There is plenty of action at the terminal where hydrofoils and ferries make the twenty-minute crossing to the island of Sicily. It being the high season, the ferries run 24/7. This is good, as the plan is to blend in with the boat traffic. At a private marina farther up the seaside promenade, we board the Miramare , a seventy-foot megayacht chosen by Atlas for its speed and large rear deck — a good target for a helicopter put-down. There are two other Oryx people as crew, a full-scale operating room with an Italian surgeon and a nurse, a one-hundred-horsepower tender in case of the need for evasive action, and a cache of arms. It takes forty minutes to clear the harbor and another hour to reach cruising distance from the coast. Once the navigation system confirms that we are at the coordinates, the skipper cuts the engines and we put out fishing lines, like any well-heeled party on holiday. Moments later, we receive the radio message from Sterling that the helicopter is on its way.

Later, from the vantage point of a weathered redwood deck on the California coast, it will strike me that these events could never have taken place on our side of the world, not in the easygoing Pacific Ocean — lazy, and flat as a sheet. Not in America, where everything is known. I was something of a baffled passenger on that mystery cruise, just as I had often been mystified by the secrets of Siena. Now, standing on the rear deck of the Miramare , feeling the vibration of the motors and staring at the foamy wake as it fans out and is lost, I try to make the pieces of this voyage fit, but ultimately, there is no rational explanation for why, at any minute, a woman who was a stranger, and is now my sister, will come out of the sky at the end of a rope.
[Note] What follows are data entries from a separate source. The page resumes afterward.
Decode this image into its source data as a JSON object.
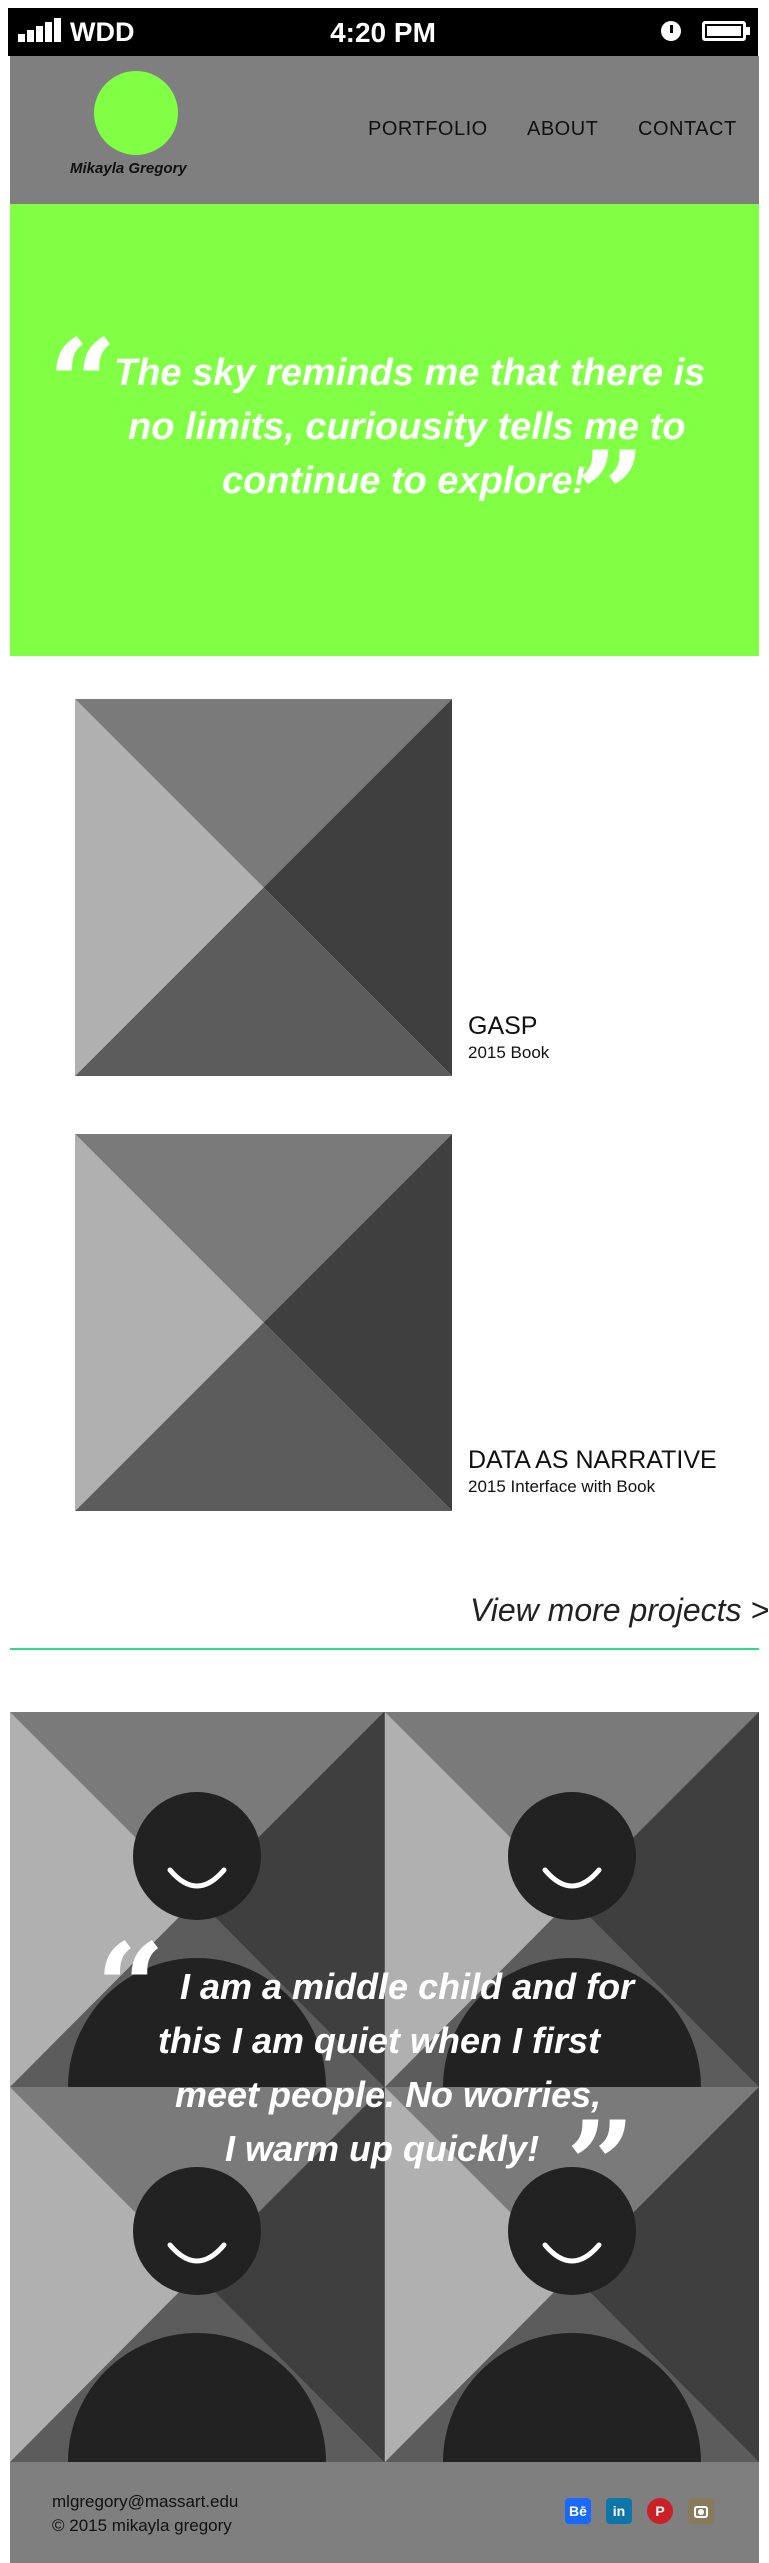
{
  "status_bar": {
    "carrier": "WDD",
    "time": "4:20 PM",
    "icons": [
      "signal-bars-icon",
      "alarm-clock-icon",
      "battery-icon"
    ]
  },
  "header": {
    "logo_name": "Mikayla Gregory",
    "nav": [
      "PORTFOLIO",
      "ABOUT",
      "CONTACT"
    ]
  },
  "hero": {
    "quote_lines": [
      "The sky reminds me that there is",
      "no limits, curiousity tells me to",
      "continue to explore!"
    ],
    "open_mark": "“",
    "close_mark": "”"
  },
  "projects": [
    {
      "title": "GASP",
      "subtitle": "2015 Book"
    },
    {
      "title": "DATA AS NARRATIVE",
      "subtitle": "2015 Interface with Book"
    }
  ],
  "view_more": "View more projects >",
  "about": {
    "quote_lines": [
      "I am a middle child and for",
      "this I am quiet when I first",
      "meet people. No worries,",
      "I warm up quickly!"
    ],
    "open_mark": "“",
    "close_mark": "”"
  },
  "footer": {
    "email": "mlgregory@massart.edu",
    "copyright": "© 2015 mikayla gregory",
    "social": [
      {
        "label": "Bē",
        "icon": "behance-icon",
        "color": "#1769ff"
      },
      {
        "label": "in",
        "icon": "linkedin-icon",
        "color": "#0e76a8"
      },
      {
        "label": "P",
        "icon": "pinterest-icon",
        "color": "#cb2027"
      },
      {
        "label": "",
        "icon": "instagram-icon",
        "color": "#8a7a5c"
      }
    ]
  },
  "colors": {
    "accent_green": "#80ff44",
    "header_gray": "#7f7f7f",
    "rule_teal": "#2fd987"
  }
}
But rational things are not what make you cry, and I begin to cry even before the helicopter appears; in fact, as soon as Sterling radios that Cecilia is on the way. Not from the release of emotion even hardened agents feel when a victim is returned to safety — the abducted child back in the arms of the mom — but a calm, almost imperceptible letting go.

When I left my grandfather Poppy’s house to go to college, I had been conditioned to expect that being cared for would always come with a side dish of punishment. One day a pair of new sneakers would appear under the bed, and the next day he would open the door and hit me across the face because I had kissed a boy. Forever after, I wrapped myself in isolation to avoid being smacked. I didn’t know the sentence was of my own making, and that it could be absolved as quietly as a bird flying off a branch.

On the yacht there is nothing but action and noise — slicing rotors, whipping water, angling for position, and radio squawks — but inside me a tranquil space has opened. The side doors of the chopper slide apart and human faces peer out: Cecilia and the other operative, whose body protects hers as they are lowered to the deck. She is hanging limp, and for a gut-squeezing second I think she is dead, but when the crew unbuckles the harness she stands on her own. The operative is winched back up, the helicopter angles away, and Cecilia and I are safe in each other’s arms. The wind mixes our tears and tangles up our hair. I allow my sister into my heart.